It said seize the day,
Pull the trigger,
Drop the blade,
And watch the rolling heads."

--Soundgarden, The day I tried to live.

Ah, eu adoro quando outras formas de entretenimento traduzem perfeitamente o que estou sentindo. Se algum dia alguém me ver ouvindo esta música, pode saber: ela é reservada para dias de mais intensa fúria. Melhor deixar a raivinha se esvair.

Sim, eu tenho noção do rídiculo. É mais ou menos como me porto 97% do tempo.

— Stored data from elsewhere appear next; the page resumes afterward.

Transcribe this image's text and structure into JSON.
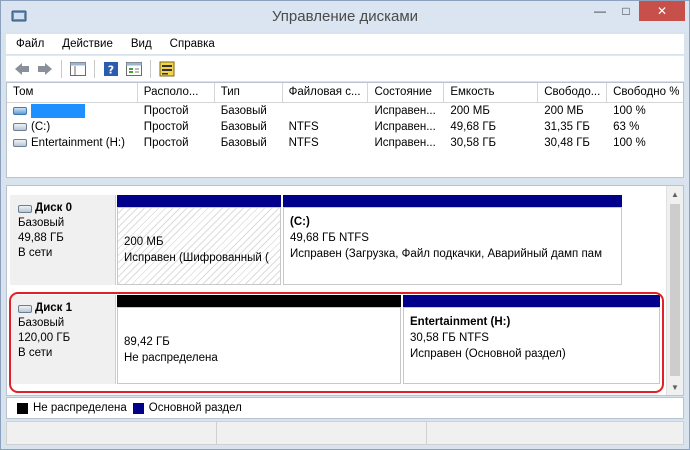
{
  "window": {
    "title": "Управление дисками"
  },
  "menu": [
    "Файл",
    "Действие",
    "Вид",
    "Справка"
  ],
  "toolbar": {
    "buttons": [
      "back-icon",
      "forward-icon",
      "console-tree-icon",
      "help-icon",
      "properties-icon",
      "disk-settings-icon"
    ]
  },
  "volumes": {
    "columns": [
      "Том",
      "Располо...",
      "Тип",
      "Файловая с...",
      "Состояние",
      "Емкость",
      "Свободо...",
      "Свободно %"
    ],
    "rows": [
      {
        "name": "",
        "layout": "Простой",
        "type": "Базовый",
        "fs": "",
        "status": "Исправен...",
        "capacity": "200 МБ",
        "free": "200 МБ",
        "free_pct": "100 %"
      },
      {
        "name": "(C:)",
        "layout": "Простой",
        "type": "Базовый",
        "fs": "NTFS",
        "status": "Исправен...",
        "capacity": "49,68 ГБ",
        "free": "31,35 ГБ",
        "free_pct": "63 %"
      },
      {
        "name": "Entertainment (H:)",
        "layout": "Простой",
        "type": "Базовый",
        "fs": "NTFS",
        "status": "Исправен...",
        "capacity": "30,58 ГБ",
        "free": "30,48 ГБ",
        "free_pct": "100 %"
      }
    ]
  },
  "disks": [
    {
      "name": "Диск 0",
      "type": "Базовый",
      "size": "49,88 ГБ",
      "state": "В сети",
      "partitions": [
        {
          "title": "",
          "size": "200 МБ",
          "status": "Исправен (Шифрованный (",
          "kind": "primary"
        },
        {
          "title": "(C:)",
          "size": "49,68 ГБ NTFS",
          "status": "Исправен (Загрузка, Файл подкачки, Аварийный дамп пам",
          "kind": "primary"
        }
      ]
    },
    {
      "name": "Диск 1",
      "type": "Базовый",
      "size": "120,00 ГБ",
      "state": "В сети",
      "partitions": [
        {
          "title": "",
          "size": "89,42 ГБ",
          "status": "Не распределена",
          "kind": "unallocated"
        },
        {
          "title": "Entertainment (H:)",
          "size": "30,58 ГБ NTFS",
          "status": "Исправен (Основной раздел)",
          "kind": "primary"
        }
      ]
    }
  ],
  "legend": [
    {
      "label": "Не распределена",
      "color": "#000000"
    },
    {
      "label": "Основной раздел",
      "color": "#00008b"
    }
  ],
  "colors": {
    "primary": "#00008b",
    "unallocated": "#000000",
    "highlight": "#e0202a"
  }
}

Enfim, hoje não sai nada de produtivo mesmo. A raiva só serve para ser combustível de coisas erradas, como volto a afirmar.

Cri cri cri cri cri.


segunda-feira, 9 de março de 2009

Fundos olhos, profundo insone. Difuso.

Ah(ou aaaaarrrgghhhh), mais uma segunda-feira. Dia incrível este, pois creio que 90% das pessoas pensam a mesma coisa ao escutar a sinfonia de seus despertadores: "Nãããããããooooo!!!". Muitos de nós simplesmente apertam o mágico botão, "soneca", e ficam mais 10, 15, 20, 30 ou mais minutos a pestanejar e...O QUÊ? Já é tarde assim?? E saem às carreiras em busca do tempo perdido.

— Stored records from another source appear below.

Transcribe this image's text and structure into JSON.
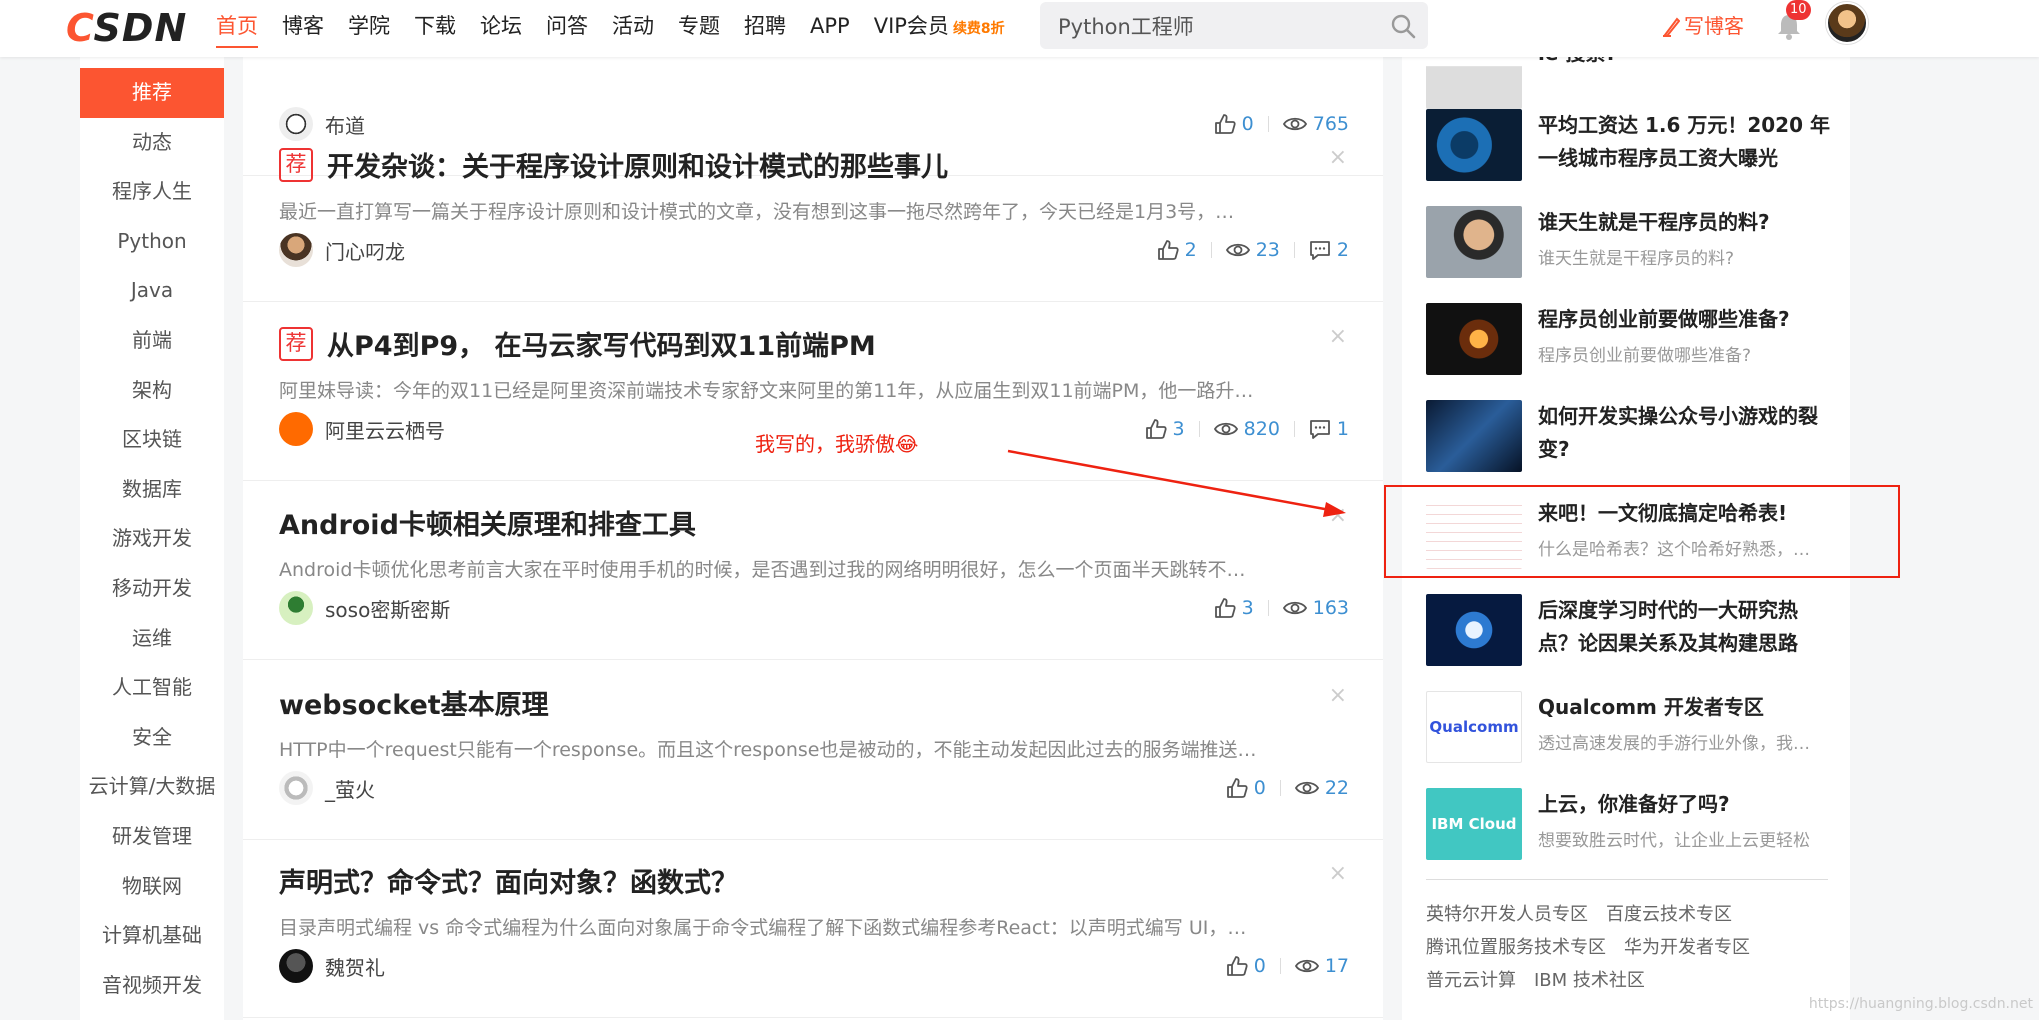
{
  "brand": {
    "logo_c": "C",
    "logo_rest": "SDN",
    "accent": "#fc5531"
  },
  "nav": [
    {
      "label": "首页",
      "active": true
    },
    {
      "label": "博客"
    },
    {
      "label": "学院"
    },
    {
      "label": "下载"
    },
    {
      "label": "论坛"
    },
    {
      "label": "问答"
    },
    {
      "label": "活动"
    },
    {
      "label": "专题"
    },
    {
      "label": "招聘"
    },
    {
      "label": "APP"
    },
    {
      "label": "VIP会员",
      "badge": "续费8折"
    }
  ],
  "search": {
    "value": "Python工程师",
    "icon": "search-icon"
  },
  "header_right": {
    "write_label": "写博客",
    "notif_count": "10"
  },
  "sidebar": [
    {
      "label": "推荐",
      "active": true
    },
    {
      "label": "动态"
    },
    {
      "label": "程序人生"
    },
    {
      "label": "Python"
    },
    {
      "label": "Java"
    },
    {
      "label": "前端"
    },
    {
      "label": "架构"
    },
    {
      "label": "区块链"
    },
    {
      "label": "数据库"
    },
    {
      "label": "游戏开发"
    },
    {
      "label": "移动开发"
    },
    {
      "label": "运维"
    },
    {
      "label": "人工智能"
    },
    {
      "label": "安全"
    },
    {
      "label": "云计算/大数据"
    },
    {
      "label": "研发管理"
    },
    {
      "label": "物联网"
    },
    {
      "label": "计算机基础"
    },
    {
      "label": "音视频开发"
    }
  ],
  "feed": [
    {
      "author": "布道",
      "likes": "0",
      "views": "765"
    },
    {
      "tag": "荐",
      "title": "开发杂谈：关于程序设计原则和设计模式的那些事儿",
      "summary": "最近一直打算写一篇关于程序设计原则和设计模式的文章，没有想到这事一拖尽然跨年了，今天已经是1月3号，…",
      "author": "门心叼龙",
      "likes": "2",
      "views": "23",
      "comments": "2"
    },
    {
      "tag": "荐",
      "title": "从P4到P9， 在马云家写代码到双11前端PM",
      "summary": "阿里妹导读：今年的双11已经是阿里资深前端技术专家舒文来阿里的第11年，从应届生到双11前端PM，他一路升…",
      "author": "阿里云云栖号",
      "likes": "3",
      "views": "820",
      "comments": "1"
    },
    {
      "title": "Android卡顿相关原理和排查工具",
      "summary": "Android卡顿优化思考前言大家在平时使用手机的时候，是否遇到过我的网络明明很好，怎么一个页面半天跳转不…",
      "author": "soso密斯密斯",
      "likes": "3",
      "views": "163"
    },
    {
      "title": "websocket基本原理",
      "summary": "HTTP中一个request只能有一个response。而且这个response也是被动的，不能主动发起因此过去的服务端推送…",
      "author": "_萤火",
      "likes": "0",
      "views": "22"
    },
    {
      "title": "声明式？命令式？面向对象？函数式？",
      "summary": "目录声明式编程 vs 命令式编程为什么面向对象属于命令式编程了解下函数式编程参考React：以声明式编写 UI，…",
      "author": "魏贺礼",
      "likes": "0",
      "views": "17"
    }
  ],
  "close_glyph": "×",
  "annotation": {
    "text": "我写的，我骄傲😂",
    "color": "#e21"
  },
  "recommend": [
    {
      "title": "le 搜索?",
      "subtitle": ""
    },
    {
      "title": "平均工资达 1.6 万元！2020 年一线城市程序员工资大曝光",
      "subtitle": ""
    },
    {
      "title": "谁天生就是干程序员的料?",
      "subtitle": "谁天生就是干程序员的料?"
    },
    {
      "title": "程序员创业前要做哪些准备?",
      "subtitle": "程序员创业前要做哪些准备?"
    },
    {
      "title": "如何开发实操公众号小游戏的裂变?",
      "subtitle": ""
    },
    {
      "title": "来吧！一文彻底搞定哈希表!",
      "subtitle": "什么是哈希表？这个哈希好熟悉，…",
      "highlighted": true
    },
    {
      "title": "后深度学习时代的一大研究热点？论因果关系及其构建思路",
      "subtitle": ""
    },
    {
      "title": "Qualcomm 开发者专区",
      "subtitle": "透过高速发展的手游行业外像，我…",
      "thumb_text": "Qualcomm"
    },
    {
      "title": "上云，你准备好了吗?",
      "subtitle": "想要致胜云时代，让企业上云更轻松",
      "thumb_text": "IBM Cloud"
    }
  ],
  "zones": [
    "英特尔开发人员专区",
    "百度云技术专区",
    "腾讯位置服务技术专区",
    "华为开发者专区",
    "普元云计算",
    "IBM 技术社区"
  ],
  "watermark": "https://huangning.blog.csdn.net"
}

Eu, como não sou nada além de um reles ser humano como qualquer outro, geralmente penso algo do gênero quando escuto o tom monócordio do aparelho interruptor de sonhos. Mas geralmente, não caio na tentação de apertar o botão extensor do período de sonolência matinal, mesmo porque meu despertador não passa de uma régua com o ego inflado, cheia de calculadoras, tempo do mundo e quejandos, mas que para seu desespero enquanto "glorified ruler", somente uso a função despertador. Não me importo com o ego de cousas inanimadas, por assim dizer. Tal botão de fato existe na dita, mas não tenho paciência de procurá-lo nunca, pois perderia tanto tempo tentando caçar tal coisa naquele típico estado grogue em que geralmente me encontro a tal hora, que quando conseguisse localizá-lo já estaria mais que acordado e/ou já teriam passado mais de vinte minutos. Enfim.

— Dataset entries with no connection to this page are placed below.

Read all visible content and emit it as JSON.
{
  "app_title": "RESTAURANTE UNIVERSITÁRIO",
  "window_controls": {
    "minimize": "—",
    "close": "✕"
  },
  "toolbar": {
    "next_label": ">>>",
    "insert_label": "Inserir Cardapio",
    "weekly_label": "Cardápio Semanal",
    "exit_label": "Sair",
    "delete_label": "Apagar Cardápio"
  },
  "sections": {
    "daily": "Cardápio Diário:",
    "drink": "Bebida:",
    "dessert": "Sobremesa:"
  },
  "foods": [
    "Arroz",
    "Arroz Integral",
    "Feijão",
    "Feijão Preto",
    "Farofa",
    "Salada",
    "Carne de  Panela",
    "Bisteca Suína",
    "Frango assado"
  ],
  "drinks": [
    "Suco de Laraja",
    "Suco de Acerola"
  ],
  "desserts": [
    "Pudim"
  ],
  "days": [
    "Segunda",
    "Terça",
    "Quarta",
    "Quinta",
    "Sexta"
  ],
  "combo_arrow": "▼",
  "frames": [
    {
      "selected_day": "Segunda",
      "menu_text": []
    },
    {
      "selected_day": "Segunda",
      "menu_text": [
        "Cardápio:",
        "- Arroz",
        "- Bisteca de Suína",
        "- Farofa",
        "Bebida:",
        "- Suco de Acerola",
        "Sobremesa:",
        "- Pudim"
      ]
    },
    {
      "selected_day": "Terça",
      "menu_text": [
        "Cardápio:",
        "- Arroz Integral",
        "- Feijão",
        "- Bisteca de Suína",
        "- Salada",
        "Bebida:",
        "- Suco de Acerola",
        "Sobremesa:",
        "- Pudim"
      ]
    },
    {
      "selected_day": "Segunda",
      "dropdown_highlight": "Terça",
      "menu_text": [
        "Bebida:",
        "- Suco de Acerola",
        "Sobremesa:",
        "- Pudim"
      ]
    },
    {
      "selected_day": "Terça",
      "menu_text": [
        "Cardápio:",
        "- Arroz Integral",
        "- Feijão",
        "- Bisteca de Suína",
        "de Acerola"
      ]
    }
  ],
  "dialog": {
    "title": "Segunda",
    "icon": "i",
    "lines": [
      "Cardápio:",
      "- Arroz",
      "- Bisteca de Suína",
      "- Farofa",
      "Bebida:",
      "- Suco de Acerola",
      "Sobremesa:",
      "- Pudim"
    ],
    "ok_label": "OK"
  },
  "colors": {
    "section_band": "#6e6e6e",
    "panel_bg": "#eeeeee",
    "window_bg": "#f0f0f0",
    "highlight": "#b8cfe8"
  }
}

Hoje, ou melhor, ontem, foi um dia, ou será melhor dizer, noite, especial. Após ter passado as noites de sexta e sábado indo ter aos braços de Orfeu lá pelas 9 da noite, devido ao tédio e estado de humor não dos mais agradáveis, eis que ontem, devido à atividades desenhísitcas ou para-desenhistícas, fui obrigado a atrasar e muito, meu horário de dormida. Lá pelas 11 e meia da noite, momento este em que decidi deixar para escanear a custosa tira dominical na data d'hoje pela manhã, e dirigi-me para meu leito com a plena certeza que, devido ao meu esteado de cansaço mortal que me encontrava, que iria encostar e dormir profundamente.

Ou não.

Malditas sejam estas palavras. Como é de praxe da lei que a tudo rege no universo - a de Murphy - não obstante meu estado deplóravel de exaustão, o sono não veio, de forma alguma. Várias vezes na vida me pergunto se não perdemos tempo demais dormindo, se não poderíamos usar tal tempo de forma mais construtiva mas...Em noites como ontem, tais aspirações passavam longe de minha exausta cabeça. Eu só queria dormir, e muito.

Enfim, rola pra cá, rola pra lá, ajeita travesseiros, ajeita cobertor e...nada. Horas insones costumam ser as mais nefastas para pessoas que ficam horas e horas pensando(noiando) sobre assuntos inúteis diversos, e meu caso não é exceção. As coisas mais fudidas da semana, do mês, do ano, do etcoetera passam muitas e muitas vezes por minha cabeça. Geralmente, quando tenho surtos de insônia, no dia seguinte fico me recriminando por não ter me levantado e feito algo produtivo com este tempo, assim com postulado naquelas reflexões sobre a perda de tempo ao dormir. Rolei, rolei e rolei...E enfim, liguei o foda-se e levantei-me.

Escaneei a tal tira, dei uma tratadinha e letrei-a no fotochoppe. Ao término de tais tarefas, ainda não me sentia com sono algum, então desci para fazer algum lanchinho qualquer, subi novamente, escovei os 'dentas' e deitei-me novamente. Desta vez, nem vi a hora que apaguei. Já era perto de 2 da manhã. Hoje, encontro-me com olheira mais profundas que o usual, e estou a entornar litros e litros de cafééééééééé goela abaixo, mas sinto que foi melhor ter-me alforriado da escravatura da insônia improdutiva. Ao menos não tive que fazer a indigna tarefa de processar a tira aqui no escrotório, pois sempre que o faço, os olhares perscrutadores de meus chafes, por assim dizer, condenam-me mentalmente, e mais tarde verbalmente na rede de intrigas comum a todas as aglomerações do cerumano.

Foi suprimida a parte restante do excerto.